有一棵 \(N\) 个白点的树根为 \(1\),每次等概率随机选一个到 \(1\) 的路径上有白点的点涂黑,问期望几次整棵树被涂黑。模 \(998244353\)。
首先手玩可以发现对于每个深度,每个此深度的点对答案的贡献是一样的。所以只需要求出每个深度的贡献,然后找规律(代码在底下)发现深度 \(i\)(根深度为 \(1\))的贡献为 \(\sum_{j = 1} ^ i \frac{1}{j}\)。
CODE 找规律
#include <bits/stdc++.h>
#define R(i, n) for (int i = 0; i < (n); ++i)
#define L(i, n) for (int i = (n) - 1; i >= 0; --i)
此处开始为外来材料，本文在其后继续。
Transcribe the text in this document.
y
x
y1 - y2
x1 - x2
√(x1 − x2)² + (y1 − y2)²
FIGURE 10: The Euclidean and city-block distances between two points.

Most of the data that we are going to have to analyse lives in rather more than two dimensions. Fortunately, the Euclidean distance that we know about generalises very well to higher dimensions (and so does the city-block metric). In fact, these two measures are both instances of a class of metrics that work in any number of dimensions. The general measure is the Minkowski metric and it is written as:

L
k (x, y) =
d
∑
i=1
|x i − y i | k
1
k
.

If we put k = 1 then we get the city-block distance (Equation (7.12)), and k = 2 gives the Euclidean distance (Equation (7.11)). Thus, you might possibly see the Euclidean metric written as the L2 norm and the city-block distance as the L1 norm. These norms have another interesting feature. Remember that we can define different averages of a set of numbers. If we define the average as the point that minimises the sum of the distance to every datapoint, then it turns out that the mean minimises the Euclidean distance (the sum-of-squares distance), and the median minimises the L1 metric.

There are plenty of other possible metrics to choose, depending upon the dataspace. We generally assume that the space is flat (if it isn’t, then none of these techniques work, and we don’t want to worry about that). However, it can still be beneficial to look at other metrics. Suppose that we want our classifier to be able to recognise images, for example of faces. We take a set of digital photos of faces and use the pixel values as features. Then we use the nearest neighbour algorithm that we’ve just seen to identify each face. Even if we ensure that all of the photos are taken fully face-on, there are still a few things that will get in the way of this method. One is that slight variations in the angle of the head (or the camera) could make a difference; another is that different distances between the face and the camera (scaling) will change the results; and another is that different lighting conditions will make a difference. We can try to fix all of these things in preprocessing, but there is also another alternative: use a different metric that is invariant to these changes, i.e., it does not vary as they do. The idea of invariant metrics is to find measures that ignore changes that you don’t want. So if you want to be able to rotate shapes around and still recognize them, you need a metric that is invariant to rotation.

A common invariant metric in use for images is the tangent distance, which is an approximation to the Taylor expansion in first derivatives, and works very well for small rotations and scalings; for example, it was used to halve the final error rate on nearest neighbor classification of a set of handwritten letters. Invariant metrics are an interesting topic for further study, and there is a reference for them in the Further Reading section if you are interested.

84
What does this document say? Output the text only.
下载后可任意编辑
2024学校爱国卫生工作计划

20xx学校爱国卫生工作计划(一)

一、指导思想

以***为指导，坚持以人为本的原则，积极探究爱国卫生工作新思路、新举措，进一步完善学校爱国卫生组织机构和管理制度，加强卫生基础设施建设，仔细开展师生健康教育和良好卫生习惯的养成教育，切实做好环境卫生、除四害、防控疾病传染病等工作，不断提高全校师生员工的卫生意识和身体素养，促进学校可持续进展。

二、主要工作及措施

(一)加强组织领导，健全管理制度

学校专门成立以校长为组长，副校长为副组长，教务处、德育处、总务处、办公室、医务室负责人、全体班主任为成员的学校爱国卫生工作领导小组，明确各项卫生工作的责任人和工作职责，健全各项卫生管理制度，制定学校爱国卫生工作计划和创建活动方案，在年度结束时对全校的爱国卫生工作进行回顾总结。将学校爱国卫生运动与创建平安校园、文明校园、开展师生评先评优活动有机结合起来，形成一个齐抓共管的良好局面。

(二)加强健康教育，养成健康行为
#define N(a) int((a).size())
#define V(a) (a).begin(), (a).end()
#define X(a) cerr << #a << " = " << a
#define $ << ' '
#define E << '\n'
using namespace std;
using LS = long long;
template<typename U>
ostream& operator<<(ostream& ost, const vector<U>& a) {
for (const U& x : a) ost << x $;
return ost;
}
// constexpr int xN = 200000 + 7;
struct frac {
LS x, y;
constexpr frac() : x(), y(1) {}
frac(const LS& _x) : x(_x), y(1) {}
frac(const LS& _x, const LS& _y) : x(_x), y(_y) {
LS g = __gcd(x, y);
x /= g;
y /= g;
}
};
frac operator~(const frac& a) {
assert(a.y);
return frac(a.y, a.x);
}
frac operator+(const frac& a, const frac& b) {
return frac(a.x * b.y + b.x * a.y, a.y * b.y);
}
frac operator-(const frac& a, const frac& b) {
return frac(a.x * b.y - b.x * a.y, a.y * b.y);
}
frac operator*(const frac& a, const frac& b) {
return frac(a.x * b.x, a.y * b.y);
}
frac operator/(const frac& a, const frac& b) {
return a * ~b;
}
ostream& operator<<(ostream& ost, const frac& a) {
return ost << a.x $ << '/' $ << a.y;
}
constexpr int xN = 10 + 7, xs = 1 << 10;
int N, p[xN];
frac f[xs], res[xN];
bool vis[xs];
frac F(int s) {
if (vis[s]) return f[s];
vis[s] = true;
frac& res = f[s] = frac();
if (s == (1 << N) - 1) return res = frac();
int c = 0, tot = 0, is_good = true;
R(u, N) {
is_good &= s >> u & 1;
if (is_good) continue;
tot += 1;
if (s >> u & 1) c += 1;
else res = res + F(s ^ 1 << u);
}
res = (res / tot + 1) / frac(tot - c, tot);
return res;
}
int main() {
ios::sync_with_stdio(false);
cin.tie(nullptr);
for (N = 1; N <= 10; ++N) {
R(s, 1 << N) vis[s] = false;
X(N) $;
res[N] = F(0);
X(res[N]) E;
}
for (int i = 10; i >= 1; --i) res[i] = res[i] - res[i - 1];
X(vector<frac>(res + 1, res + 11)) E;
for (int i = 10; i >= 1; --i) res[i] = res[i] - res[i - 1];
X(vector<frac>(res + 1, res + 11)) E;
frac r = res[1] + res[2] * 2 + res[3];
X(r) E;
// cin >> N;
// for (int u = 1; u < N; ++u) cin >> p[u], --p[u];
}